South African teams struggle to reach buried workers at mine
JOHANNESBURG (AP) — Searchers at a South African mine on Wednesday struggled to reach three missing workers in a mobile office container that was buried under thousands of tons of rock last week.
There were “some signs of life” during rescue operations on Tuesday at the Lily gold mine near Barberton town, Australia-based Vantage Goldfields said in a reference to tapping sounds apparently coming from the container. Those sounds were not heard on Wednesday, said the company, which runs the mine.
Rescue teams were about 40 feet (12 meters) from the steel container and time was running out for anyone to be rescued alive after about five days of continuous work to remove rock and other debris covering the mobile office, Vantage Goldfields said in a statement.

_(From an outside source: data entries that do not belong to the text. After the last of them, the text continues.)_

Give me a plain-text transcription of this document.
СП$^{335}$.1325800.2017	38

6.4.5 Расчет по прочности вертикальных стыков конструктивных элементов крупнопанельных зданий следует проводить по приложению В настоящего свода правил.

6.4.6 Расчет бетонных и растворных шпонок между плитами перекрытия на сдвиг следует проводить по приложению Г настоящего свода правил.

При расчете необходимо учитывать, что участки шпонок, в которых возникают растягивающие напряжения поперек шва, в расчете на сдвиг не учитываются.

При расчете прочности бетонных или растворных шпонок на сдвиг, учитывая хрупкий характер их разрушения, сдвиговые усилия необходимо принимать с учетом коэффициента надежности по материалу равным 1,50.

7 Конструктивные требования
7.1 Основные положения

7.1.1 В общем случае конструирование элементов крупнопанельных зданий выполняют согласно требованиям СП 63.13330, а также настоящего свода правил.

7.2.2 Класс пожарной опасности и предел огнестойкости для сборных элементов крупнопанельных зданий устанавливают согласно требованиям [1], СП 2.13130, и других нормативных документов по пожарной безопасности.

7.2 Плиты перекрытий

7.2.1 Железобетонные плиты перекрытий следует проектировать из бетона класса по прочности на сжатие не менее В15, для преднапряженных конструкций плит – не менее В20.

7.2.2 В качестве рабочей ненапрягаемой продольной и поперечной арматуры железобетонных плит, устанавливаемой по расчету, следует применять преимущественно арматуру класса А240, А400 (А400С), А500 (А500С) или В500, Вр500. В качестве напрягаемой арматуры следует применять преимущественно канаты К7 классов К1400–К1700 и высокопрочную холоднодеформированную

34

The company said rescue efforts had entered what it called the “red zone,” a period “when it becomes physiologically unlikely that survivors would be able to survive without adequate oxygen, water and other life-sustaining elements.”
An underground pillar caved in at the mine Friday, creating a sinkhole that swallowed the container, which had been above ground. All 87 miners who were underground during the collapse were rescued.
The mine operator identified the missing workers as Solomon Nyarenda, Pretty Mabuza and Yvonne Mnisi.
Family members of the missing workers were staying at the mine, awaiting news of the search. Mine operations have been suspended.